When quick-service restaurants started to add avocados to their menus, the avocado industry marked it as a milestone for their marketing efforts.

Now, avocados are central to restaurants’ own marketing campaigns.

That’s a huge step for avocado consumption, and something of a barometer for the fruit’s success in foodservice, said Rob Wedin, vice president of sales and marketing for Santa Paula, Calif.-based Calavo Growers Inc.

“Subway’s commercial starts out saying, ‘It’s avocado season,’” Wedin said. “That’s a big step.”

Indeed, avocados aren’t just for guacamole anymore, Wedin and other marketers say.

The fruit now is central to numerous restaurant offerings in various foodservice formats, they say.

“Foodservice is actually thriving with avocados,” said David Fausset, salesman and category manager with Oxnard, Calif.-based Mission Produce Inc.
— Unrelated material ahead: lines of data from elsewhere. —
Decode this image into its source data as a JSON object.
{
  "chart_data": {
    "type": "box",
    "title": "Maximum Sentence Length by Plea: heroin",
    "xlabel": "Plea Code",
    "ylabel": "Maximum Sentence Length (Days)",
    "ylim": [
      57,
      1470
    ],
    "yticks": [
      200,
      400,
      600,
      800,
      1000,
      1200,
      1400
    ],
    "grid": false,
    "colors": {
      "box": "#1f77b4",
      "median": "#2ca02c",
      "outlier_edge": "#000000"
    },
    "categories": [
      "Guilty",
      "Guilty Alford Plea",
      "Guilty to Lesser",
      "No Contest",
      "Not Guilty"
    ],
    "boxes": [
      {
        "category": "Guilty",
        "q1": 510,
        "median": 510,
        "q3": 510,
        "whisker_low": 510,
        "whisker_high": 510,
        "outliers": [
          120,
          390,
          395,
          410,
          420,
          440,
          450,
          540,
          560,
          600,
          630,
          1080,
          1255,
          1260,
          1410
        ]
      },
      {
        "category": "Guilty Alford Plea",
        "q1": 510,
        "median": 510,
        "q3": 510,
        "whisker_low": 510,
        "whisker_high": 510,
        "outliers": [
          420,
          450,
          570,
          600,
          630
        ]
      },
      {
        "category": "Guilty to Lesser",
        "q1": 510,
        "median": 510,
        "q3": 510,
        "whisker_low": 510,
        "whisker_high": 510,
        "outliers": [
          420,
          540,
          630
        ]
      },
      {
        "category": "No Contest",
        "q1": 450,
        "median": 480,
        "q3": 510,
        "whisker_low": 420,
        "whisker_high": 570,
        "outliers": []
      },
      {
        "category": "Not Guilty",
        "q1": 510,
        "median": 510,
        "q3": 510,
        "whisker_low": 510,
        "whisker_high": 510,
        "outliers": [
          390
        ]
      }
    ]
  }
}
Mexican restaurants such as Chipotle — which has about 1,600 units across the U.S. — continue to be key drivers for avocado sales in the foodservice sector.

But, others have jumped onboard, too, Fausset said.

“These restaurants are thriving and promoting avocados in their marketing campaigns, in which their commercials are giving the category high visibility,” he said.

Jose Rossignoli, category general manager for the Robinson Fresh division of Eden Prairie, Minn.-based C.H. Robinson Worldwide Inc. said avocados, unlike most fruits, are only eaten on their own 16% of the time, “making them an excellent option for a healthy addition to an otherwise staple menu item, such as a hamburger, sandwich, or salad.”

Part of a sustained growth pattern in foodservice promotions can be attributed to avocados’ versatility, Rossignoli said.

“There are so many ways to utilize the fruit for a variety of different purposes, like a nutritional alternative to butter or mayonnaise or a creamy salad topping,” he said.

In short, times have changed for avocados in foodservice, Wedin said.

“In the early days, so to speak, the Mexican restaurants had a lot to do with kind of originating some of the early demand for avocados,” he said.

Now, the fruit is finding its way into an array of sandwiches, sushi, pizza and other creations, Wedin said.

“Now, a lot of your chains like Chili’s are doing a great job with avocados, so that share of the restaurant business has changed a lot,” Wedin said.

Avocados sell even though they’re often available only at an extra charge, marketers note.

“What I think it shows is that having avocados on your menu is a great add-on that increases the overall value of the meal and also improves the experience of the customer,” said Dana Thomas, president of Riverside, Calif.-based grower-shipper Index Fresh Inc.

According to information provided by Datassential Insider in mid-July, avocado usage in restaurants has shown year-on-year increases in numerous areas, including 18% in sandwiches, 32% in hamburgers, 22% in pizzas and 15% in egg dishes.

“Avocado usage is soaring in foodservice,” said Jan DeLyser, vice president of marketing for the Irvine-based California Avocado Commission.

The commission has a program that encourages foodservice operators to include avocados on their menus with promotional support and menu “ideation,” DeLyser said.

“As a result, avocado menu mentions have been growing at an outstanding pace,” DeLyser said, noting that avocados were named “ingredient of the year” by Nancy Kruse at the 2014 Multi-Unit Foodservice Operator Conference.

That growth likely will continue unabated, said Bob Lucy, partner at Fallbrook, Calif.-based grower-shipper Del Rey Avocado Co. Inc.

“I think the foodservice market is going to continue to grow at a very steady pace,” he said.

Indeed, he said, the foodservice sector is an ideal outlet for smaller-sized fruit.

“In the old days, foodservice would take 40s and 48s, and there has been a trend of them taking 60s or 70s because of pricing,” he said. “It’s a broader spectrum, with more sizes going to foodservice, more flexibility driven by price.”